Rumors of a modern-day McLaren F1 recently sent supercar enthusiasts into a frenzy. According to a report, the yet-unnamed model was scheduled to come out in 2018, but there’s only one problem: McLaren boss Mike Flewitt shot down the report, insisting that the rumors are unfounded and completely false.

“I regularly get asked for three seats and a V12, and a manual gearbox. I just don’t think there’s a real business case to do one of those,” Flewitt affirmed on the sidelines of a financial results meeting.

“We loved the F1, but we’re not going to make another one,” the CEO added to drive the message home.

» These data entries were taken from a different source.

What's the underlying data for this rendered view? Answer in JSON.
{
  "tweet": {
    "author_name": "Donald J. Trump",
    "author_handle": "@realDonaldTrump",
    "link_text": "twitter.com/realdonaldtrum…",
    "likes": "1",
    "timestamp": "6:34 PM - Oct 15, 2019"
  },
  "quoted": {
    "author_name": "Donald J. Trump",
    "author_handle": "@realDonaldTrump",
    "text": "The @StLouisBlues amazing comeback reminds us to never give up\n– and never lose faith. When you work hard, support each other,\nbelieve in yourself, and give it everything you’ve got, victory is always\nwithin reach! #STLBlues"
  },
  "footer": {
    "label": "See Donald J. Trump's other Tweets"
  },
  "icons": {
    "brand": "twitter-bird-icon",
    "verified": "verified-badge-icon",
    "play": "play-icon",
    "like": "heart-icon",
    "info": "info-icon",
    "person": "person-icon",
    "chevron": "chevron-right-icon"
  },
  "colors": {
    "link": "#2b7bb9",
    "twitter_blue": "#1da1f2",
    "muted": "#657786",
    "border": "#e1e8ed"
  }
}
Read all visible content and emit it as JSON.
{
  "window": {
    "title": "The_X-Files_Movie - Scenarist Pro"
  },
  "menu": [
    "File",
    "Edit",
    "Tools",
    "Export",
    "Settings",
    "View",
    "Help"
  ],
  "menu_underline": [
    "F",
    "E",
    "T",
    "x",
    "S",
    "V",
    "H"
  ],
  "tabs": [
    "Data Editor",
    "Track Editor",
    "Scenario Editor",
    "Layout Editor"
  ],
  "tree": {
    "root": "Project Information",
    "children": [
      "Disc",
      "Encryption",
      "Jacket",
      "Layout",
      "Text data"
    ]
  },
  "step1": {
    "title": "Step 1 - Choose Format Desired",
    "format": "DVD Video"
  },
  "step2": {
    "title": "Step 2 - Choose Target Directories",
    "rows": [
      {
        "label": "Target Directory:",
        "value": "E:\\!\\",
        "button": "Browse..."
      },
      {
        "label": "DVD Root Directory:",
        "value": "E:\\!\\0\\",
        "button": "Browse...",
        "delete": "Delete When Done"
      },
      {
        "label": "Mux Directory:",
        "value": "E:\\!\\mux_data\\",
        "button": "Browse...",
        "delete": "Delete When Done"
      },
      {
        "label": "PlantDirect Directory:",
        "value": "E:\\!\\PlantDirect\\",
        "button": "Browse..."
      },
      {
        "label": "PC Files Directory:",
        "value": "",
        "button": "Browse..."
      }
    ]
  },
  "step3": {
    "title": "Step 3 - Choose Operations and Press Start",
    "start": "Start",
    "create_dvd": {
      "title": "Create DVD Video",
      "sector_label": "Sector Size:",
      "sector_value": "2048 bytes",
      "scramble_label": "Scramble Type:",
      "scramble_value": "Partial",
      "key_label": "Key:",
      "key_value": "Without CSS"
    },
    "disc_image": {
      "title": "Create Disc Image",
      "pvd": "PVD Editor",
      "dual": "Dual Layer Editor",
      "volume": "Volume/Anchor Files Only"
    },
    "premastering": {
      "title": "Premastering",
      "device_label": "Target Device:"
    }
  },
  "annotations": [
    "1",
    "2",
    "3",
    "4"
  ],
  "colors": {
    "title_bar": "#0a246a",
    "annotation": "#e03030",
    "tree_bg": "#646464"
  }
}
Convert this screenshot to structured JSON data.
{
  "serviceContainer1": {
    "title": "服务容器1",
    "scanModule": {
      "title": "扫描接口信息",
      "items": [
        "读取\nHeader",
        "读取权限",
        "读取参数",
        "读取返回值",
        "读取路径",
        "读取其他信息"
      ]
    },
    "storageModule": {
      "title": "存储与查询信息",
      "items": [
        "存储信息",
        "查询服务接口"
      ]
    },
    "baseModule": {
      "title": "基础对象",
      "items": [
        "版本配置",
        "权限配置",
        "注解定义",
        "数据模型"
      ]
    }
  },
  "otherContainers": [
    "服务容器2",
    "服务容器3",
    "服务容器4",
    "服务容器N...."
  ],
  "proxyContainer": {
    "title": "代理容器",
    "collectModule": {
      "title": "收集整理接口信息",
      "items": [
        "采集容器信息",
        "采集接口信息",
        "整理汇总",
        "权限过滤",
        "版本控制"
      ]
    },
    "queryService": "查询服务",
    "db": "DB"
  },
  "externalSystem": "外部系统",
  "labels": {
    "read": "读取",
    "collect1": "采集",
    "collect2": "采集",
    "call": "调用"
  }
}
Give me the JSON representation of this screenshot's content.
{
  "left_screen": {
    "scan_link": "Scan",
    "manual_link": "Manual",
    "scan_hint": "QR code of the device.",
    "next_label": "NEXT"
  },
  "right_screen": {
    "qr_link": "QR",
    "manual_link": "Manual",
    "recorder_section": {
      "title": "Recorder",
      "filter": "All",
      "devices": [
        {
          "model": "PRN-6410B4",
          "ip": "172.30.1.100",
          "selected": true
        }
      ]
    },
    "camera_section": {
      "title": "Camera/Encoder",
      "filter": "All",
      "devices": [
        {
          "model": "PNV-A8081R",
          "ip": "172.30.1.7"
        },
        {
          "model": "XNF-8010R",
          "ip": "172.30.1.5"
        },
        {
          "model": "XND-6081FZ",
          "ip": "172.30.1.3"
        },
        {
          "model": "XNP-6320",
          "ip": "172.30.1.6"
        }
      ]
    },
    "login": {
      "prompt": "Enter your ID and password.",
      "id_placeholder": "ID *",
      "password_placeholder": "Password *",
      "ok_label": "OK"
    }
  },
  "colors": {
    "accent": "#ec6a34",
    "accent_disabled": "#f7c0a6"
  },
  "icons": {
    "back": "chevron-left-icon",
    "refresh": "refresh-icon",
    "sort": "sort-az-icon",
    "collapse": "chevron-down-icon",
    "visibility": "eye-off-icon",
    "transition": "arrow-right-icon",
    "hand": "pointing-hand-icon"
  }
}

Originally published by British magazine Autocar, the report claimed the F1’s heir would take the form of a hyper-GT positioned near the very top of the McLaren lineup. Its interior was set to use the same 1-plus-2 seating configuration as the F1 (pictured), and insiders reportedly described the cabin as “a work of art.”

Flewitt’s comments might mean that a modern-day F1 isn’t happening, period. However, we can’t ignore how his statement was worded. The limited-edition coupe was said to use a 700-horsepower evolution of McLaren’s ubiquitous 3.8-liter V8, not a V12, which Flewitt alluded to. In fact, McLaren hasn’t offered a street car powered by a V12 since the original F1 went out of production 17 years ago. And while there was no mention of what kind of transmission the coupe would use, a manual would be unlikely at best for cost and demand reasons.

Related: One-off McLaren P1 pays homage to F1 GTR with Gulf livery

Autocar responded to Flewitt in an interview with Car & Driver. Jim Holder, the magazine’s editorial director and the author of the story, insisted the report is credible.

“I’m entirely confident in the story. It’s well-sourced and verified, and a scout around dealer comments and forums should leave anyone questioning its veracity in no doubt about its truth. There are customers and potential customers out there openly discussing the car as described,” he said.

We’ll have to wait a couple of years to find out whether McLaren is secretly planning another megacar, or if no truly means no.